Dias atrás, eu tomava um cafezinho num espaço modernoso de Caxias do Sul. Sentados à mesa ao lado, havia um pai e uma filhinha – que não deveria ter mais de seis anos – vestida com o uniforme de uma escola bem tradicional da cidade. O pai de rosto colado no celular com aquele ar de enfado; a menininha de olhos curiosos admirava o ambiente em silêncio enquanto tomava um chocolate quente. De vez em quando, ela buscava o olhar do pai, imóvel e absorto sem sequer trocar uma palavra com a guriazinha.
Juro que tentei não julgar aquele pai: talvez estivesse com problemas no trabalho (e que adulto hoje não tem problemas no trabalho?), talvez estivesse tentando resolver alguma questão importante que o impedia de dar atenção à filha. Contudo, foram longos 30 minutos daquele jeito. Não pude deixar de sentir pena da garotinha: o que será que era tão importante naquele telefone que o impedia de reconhecer a presença da menina ali do seu lado esperando uma migalhinha de atenção?
Até penso que as crianças tendem a lidar melhor com a negligência de seus progenitores. Contudo, na adolescência, a dor de quem foi totalmente ignorado e a falta de diálogo se transformam numa fonte inesgotável de revolta, de mágoa e de rancor. O espaço que a família deixou vago na vida daquela criança acaba sendo ocupado por outras coisas quando um adolescente começa a se descobrir e a descobrir o mundo. Se esse jovem tiver sorte, o vazio que o pai e a mãe deixaram de preencher com afeto, com reconhecimento, com proteção poderá até ser preenchido com algo positivo. Muitas vezes, uma boa escola, um grupo de escoteiros, organizações como Interact e Leo Clube, grupos de jovens de diferentes religiões, um primeiro emprego numa empresa com bons chefes, um clube esportivo ou academia podem se transformar na família participativa, presente e interessada no bem-estar do adolescente cuja própria família o negligenciou.

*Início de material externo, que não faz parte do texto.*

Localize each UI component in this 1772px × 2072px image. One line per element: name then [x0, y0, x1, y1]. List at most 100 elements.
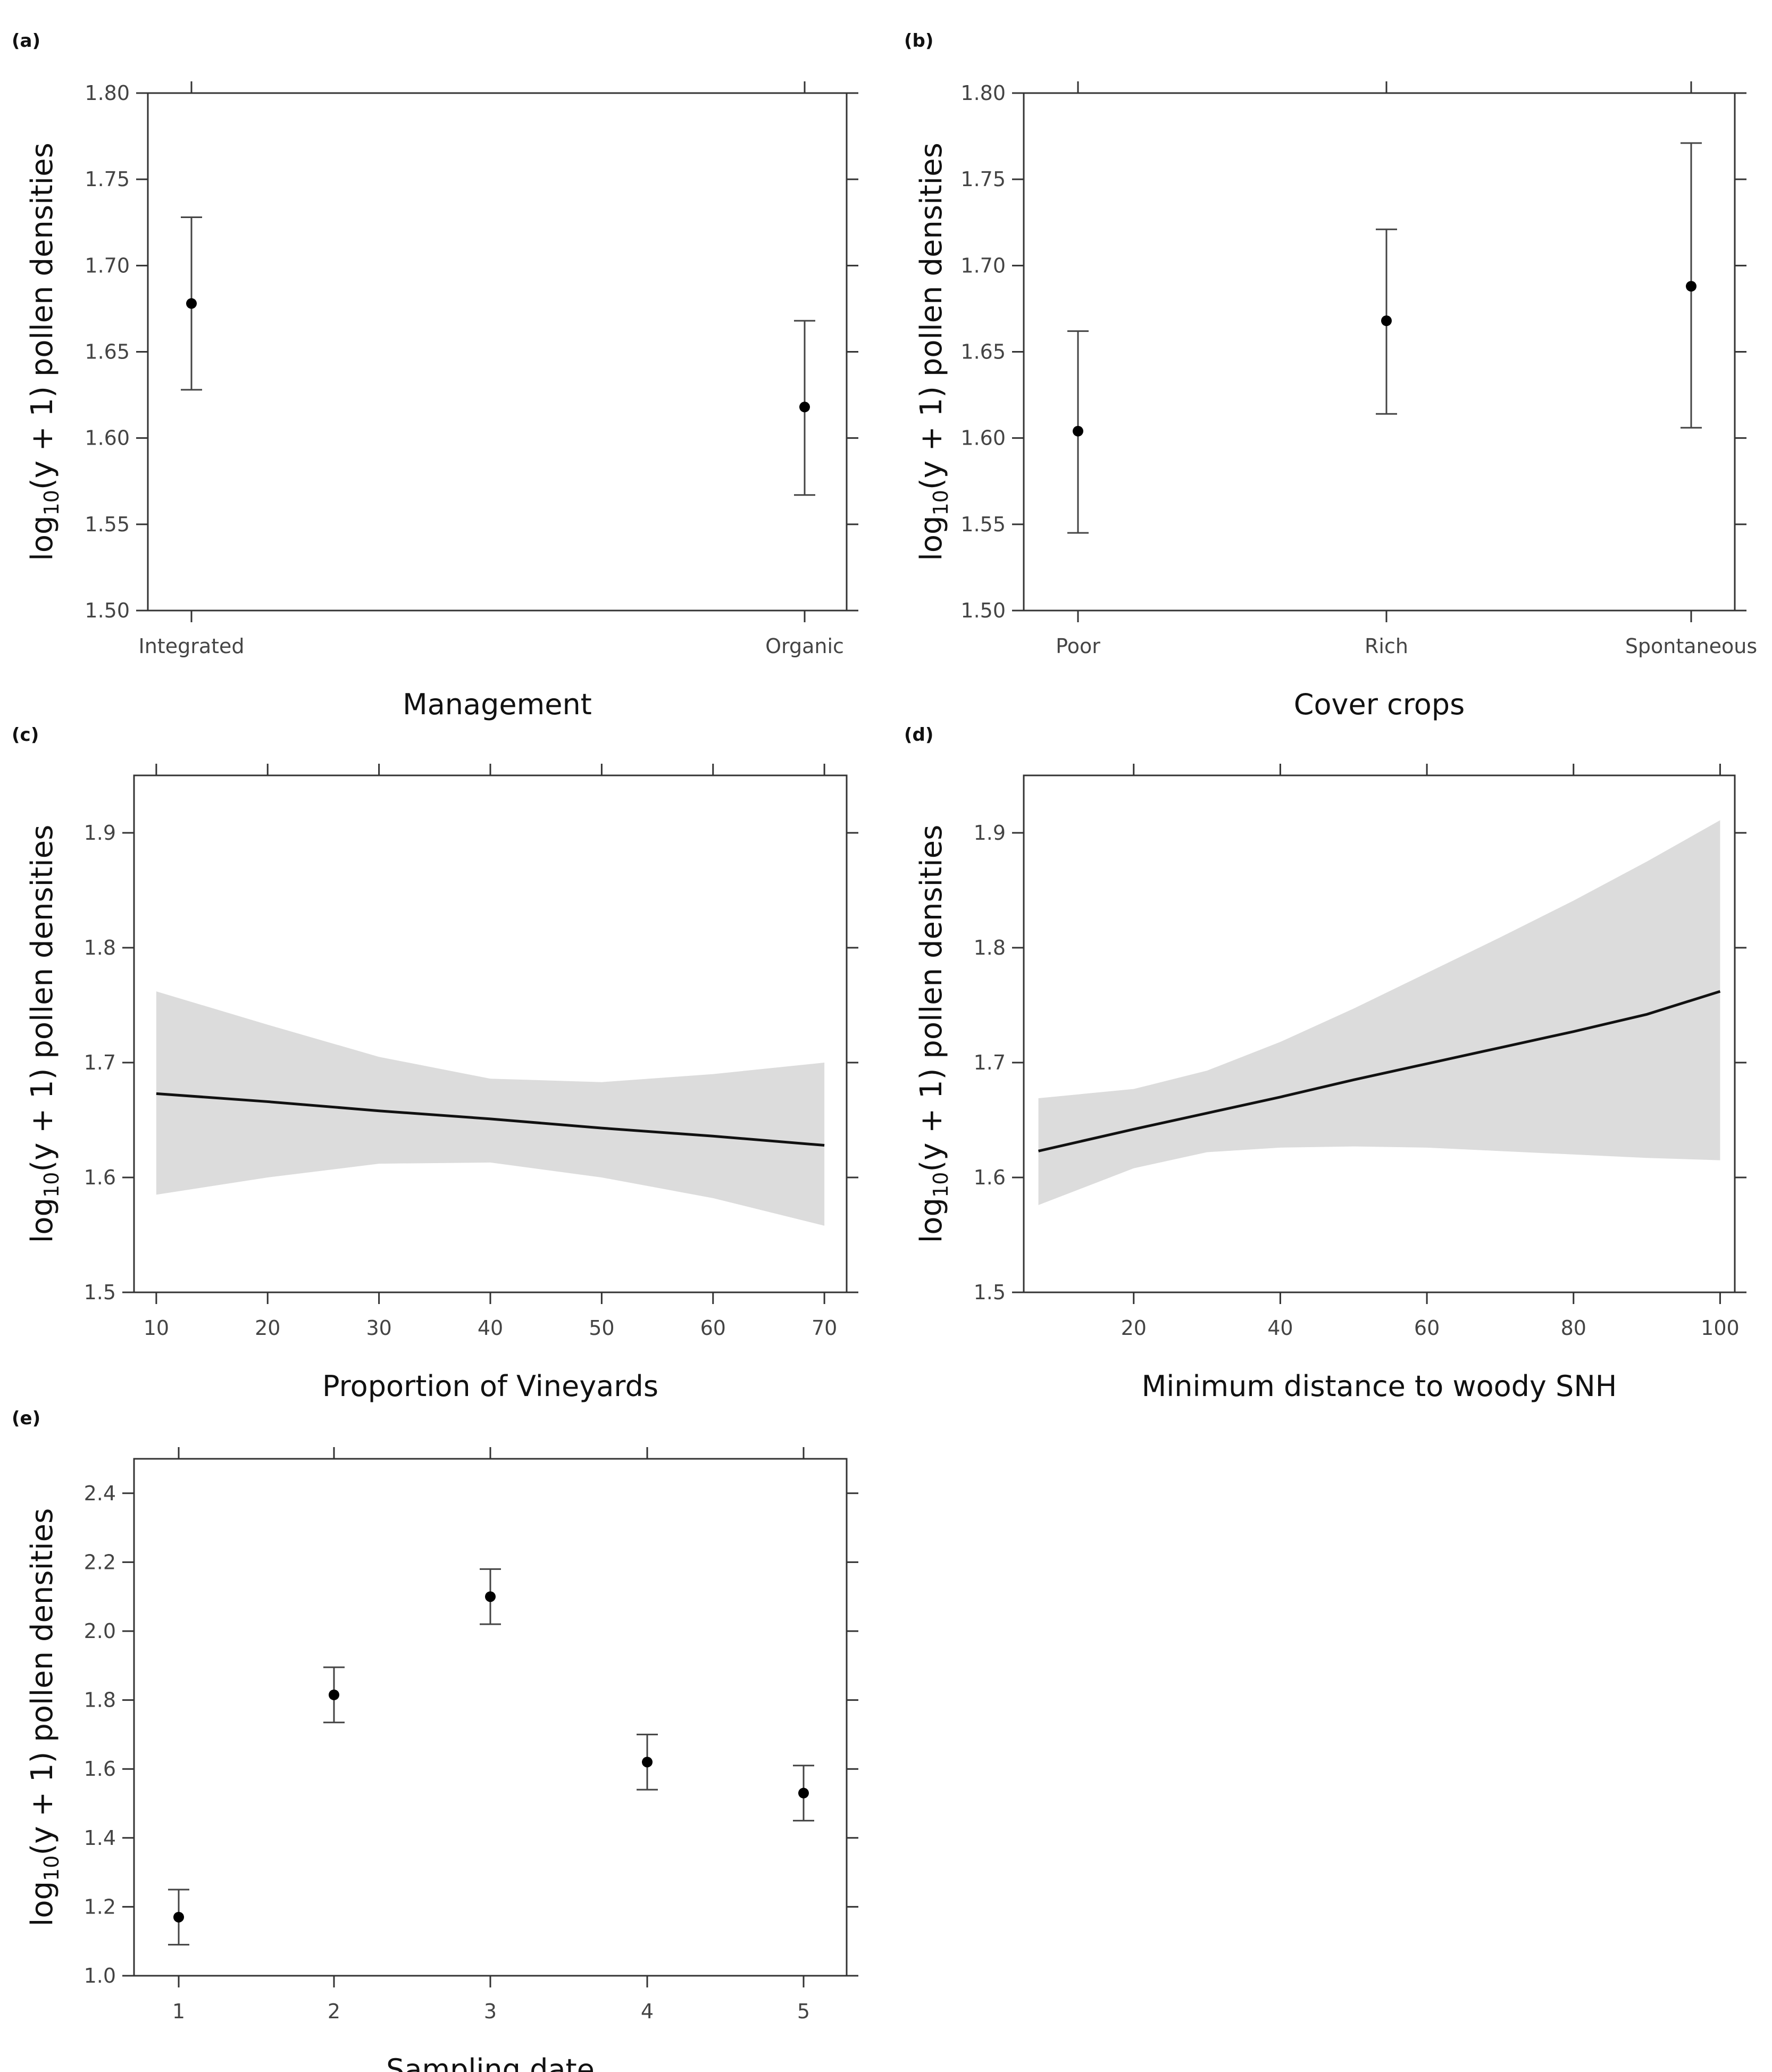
- data-point: [799, 402, 810, 413]
- x-tick-label: 20: [1121, 1316, 1147, 1340]
- y-axis-title: log10(y + 1) pollen densities: [914, 825, 952, 1243]
- y-tick-label: 1.6: [84, 1757, 116, 1781]
- y-axis-title-subscript: 10: [40, 1172, 63, 1198]
- data-point: [1381, 315, 1392, 327]
- y-tick-label: 1.55: [85, 513, 130, 536]
- x-tick-label: 50: [589, 1316, 614, 1340]
- data-point: [642, 1757, 653, 1768]
- panel-label: (d): [904, 724, 933, 746]
- y-tick-label: 1.60: [960, 427, 1006, 450]
- y-tick-label: 1.80: [85, 81, 130, 105]
- x-tick-label: 70: [812, 1316, 837, 1340]
- x-tick-label: 20: [255, 1316, 280, 1340]
- y-tick-label: 1.7: [974, 1051, 1006, 1074]
- y-tick-label: 1.8: [84, 936, 116, 959]
- y-tick-label: 1.70: [960, 254, 1006, 277]
- x-tick-label: Spontaneous: [1625, 634, 1757, 658]
- y-axis-title-text: (y + 1) pollen densities: [25, 1508, 60, 1856]
- plot-frame: [1023, 774, 1736, 1293]
- y-axis-title-subscript: 10: [40, 1856, 63, 1881]
- data-point: [1073, 425, 1083, 437]
- confidence-band: [156, 991, 825, 1226]
- x-axis-title: Cover crops: [1294, 688, 1465, 721]
- panel-b: (b) 1.50 1.55 1.60 1.65 1.70 1.75 1.80 Poor Rich S…: [904, 30, 1757, 721]
- panel-label: (b): [904, 30, 933, 52]
- data-point: [485, 1591, 496, 1602]
- panel-label: (a): [12, 30, 40, 52]
- x-axis-title: Sampling date: [386, 2053, 595, 2072]
- y-tick-label: 1.6: [84, 1166, 116, 1189]
- x-tick-label: 1: [172, 2000, 185, 2023]
- panel-a: (a) 1.50 1.55 1.60 1.65 1.70 1.75 1.80 Integrate…: [12, 30, 858, 721]
- panel-e: (e) 1.0 1.2 1.4 1.6 1.8 2.0 2.2 2.4 1 2 3 4 5 Sampling…: [12, 1408, 858, 2072]
- plot-frame: [1023, 92, 1736, 612]
- y-axis-title-text: (y + 1) pollen densities: [25, 825, 60, 1172]
- y-tick-label: 1.2: [84, 1895, 116, 1918]
- fit-line: [156, 1092, 825, 1147]
- y-axis-title-log: log: [25, 515, 60, 561]
- x-tick-label: 60: [1414, 1316, 1440, 1340]
- x-tick-label: 5: [797, 2000, 810, 2023]
- y-tick-label: 1.4: [84, 1826, 116, 1850]
- x-tick-label: 60: [700, 1316, 726, 1340]
- y-tick-label: 1.50: [960, 599, 1006, 622]
- x-tick-label: 10: [144, 1316, 169, 1340]
- y-tick-label: 1.60: [85, 427, 130, 450]
- plot-frame: [147, 92, 848, 612]
- y-tick-label: 1.80: [960, 81, 1006, 105]
- y-tick-label: 1.70: [85, 254, 130, 277]
- data-point: [186, 298, 197, 309]
- data-point: [1686, 281, 1696, 292]
- x-tick-label: 80: [1561, 1316, 1586, 1340]
- y-axis-title-text: (y + 1) pollen densities: [914, 143, 949, 490]
- y-axis-title-log: log: [914, 1198, 949, 1243]
- y-axis-title-text: (y + 1) pollen densities: [25, 143, 60, 490]
- y-tick-label: 1.8: [84, 1689, 116, 1712]
- panel-d: (d) 1.5 1.6 1.7 1.8 1.9 20 40 60 80 100 Minimum dis…: [904, 724, 1746, 1403]
- y-tick-label: 1.75: [960, 168, 1006, 191]
- x-axis-title: Minimum distance to woody SNH: [1142, 1369, 1617, 1403]
- panel-label: (e): [12, 1408, 40, 1429]
- x-tick-label: Poor: [1056, 634, 1100, 658]
- y-axis-title: log10(y + 1) pollen densities: [25, 825, 63, 1243]
- y-tick-label: 1.65: [960, 340, 1006, 364]
- y-tick-label: 2.0: [84, 1619, 116, 1643]
- x-tick-label: Organic: [765, 634, 844, 658]
- x-tick-label: 2: [328, 2000, 340, 2023]
- confidence-band: [1038, 820, 1720, 1205]
- x-axis-title: Management: [403, 688, 592, 721]
- y-tick-label: 2.2: [84, 1550, 116, 1574]
- y-axis-title-subscript: 10: [929, 490, 952, 515]
- y-axis-title-subscript: 10: [40, 490, 63, 515]
- panel-label: (c): [12, 724, 39, 746]
- y-tick-label: 1.75: [85, 168, 130, 191]
- y-tick-label: 1.55: [960, 513, 1006, 536]
- y-tick-label: 1.5: [84, 1281, 116, 1304]
- y-tick-label: 1.50: [85, 599, 130, 622]
- y-axis-title: log10(y + 1) pollen densities: [25, 1508, 63, 1927]
- y-tick-label: 1.65: [85, 340, 130, 364]
- y-axis-title-log: log: [25, 1881, 60, 1926]
- y-axis-title-subscript: 10: [929, 1172, 952, 1198]
- y-tick-label: 1.7: [84, 1051, 116, 1074]
- y-tick-label: 1.9: [84, 821, 116, 845]
- x-axis-title: Proportion of Vineyards: [322, 1369, 658, 1403]
- x-tick-label: 100: [1701, 1316, 1740, 1340]
- x-tick-label: 3: [484, 2000, 497, 2023]
- data-point: [329, 1689, 339, 1700]
- y-tick-label: 1.8: [974, 936, 1006, 959]
- y-tick-label: 1.6: [974, 1166, 1006, 1189]
- y-tick-label: 1.0: [84, 1964, 116, 1987]
- plot-frame: [133, 1458, 848, 1977]
- x-tick-label: Rich: [1365, 634, 1408, 658]
- data-point: [173, 1911, 184, 1923]
- fit-line: [1038, 990, 1721, 1152]
- data-point: [798, 1787, 809, 1799]
- y-tick-label: 1.5: [974, 1281, 1006, 1304]
- y-axis-title: log10(y + 1) pollen densities: [25, 143, 63, 561]
- x-tick-label: 30: [366, 1316, 391, 1340]
- y-axis-title-text: (y + 1) pollen densities: [914, 825, 949, 1172]
- x-tick-label: 4: [641, 2000, 654, 2023]
- y-axis-title-log: log: [914, 515, 949, 561]
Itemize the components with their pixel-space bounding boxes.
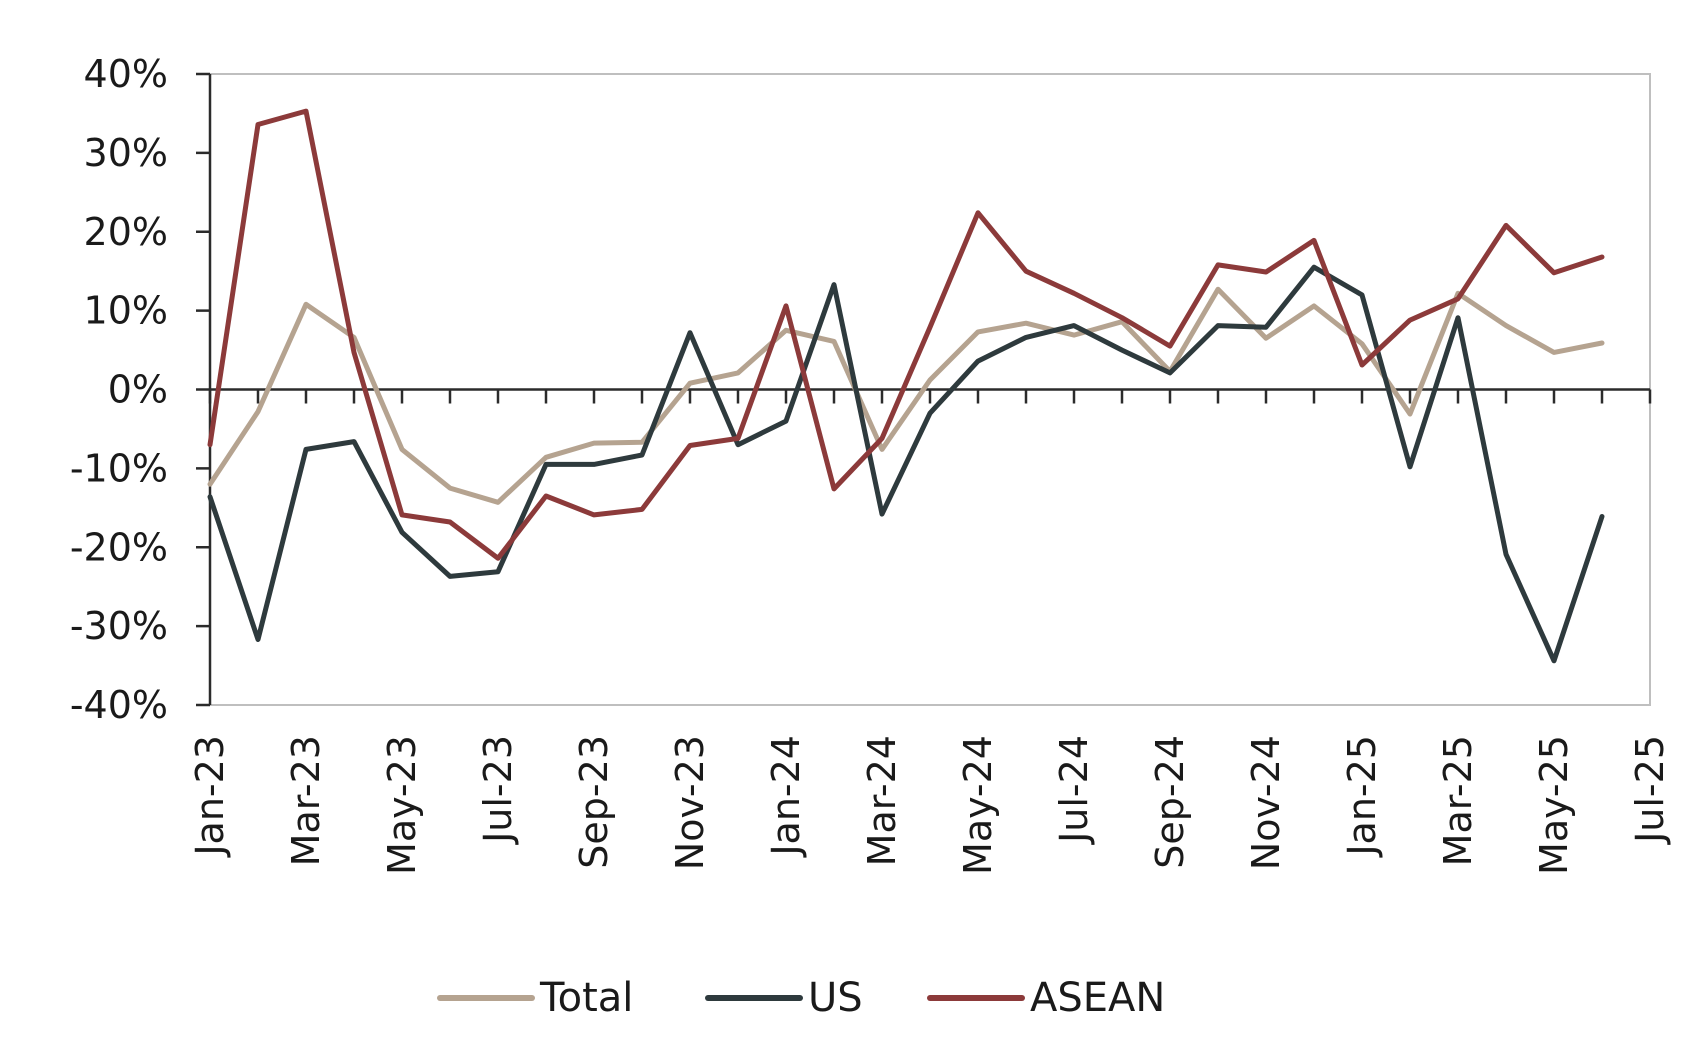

Contudo, as armadilhas e os perigos nessa fase da vida são inúmeros, e isso explica muitas tragédias que infelizmente envolvem menores de idade. As redes sociais e o mundo subterrâneo da Internet estão ocupando espaços nas mentes e nos corações de meninos e de meninas no mundo inteiro com coisas horrendas. O caso recente do garoto de 14 anos apreendido com materiais de grupos neonazistas em Maquiné, aqui no nosso Estado, é uma prova de que muitos pais sequer fazem ideia do que ocupa o tempo, o interesse e a atenção de seus filhos. Por mais humildes e ocupados que fossem, como podem não ter ao menos questionado o que ele andava fazendo tanto tempo na internet e com todos aqueles símbolos nazistas e fascistas em seu quarto, além de facas, canivetes e armas de fogo? Como tudo isso passou despercebido por aquela família dentro daquele lar?
Mas aí é que está: provavelmente, lá era só uma residência, não havia família, nem lar.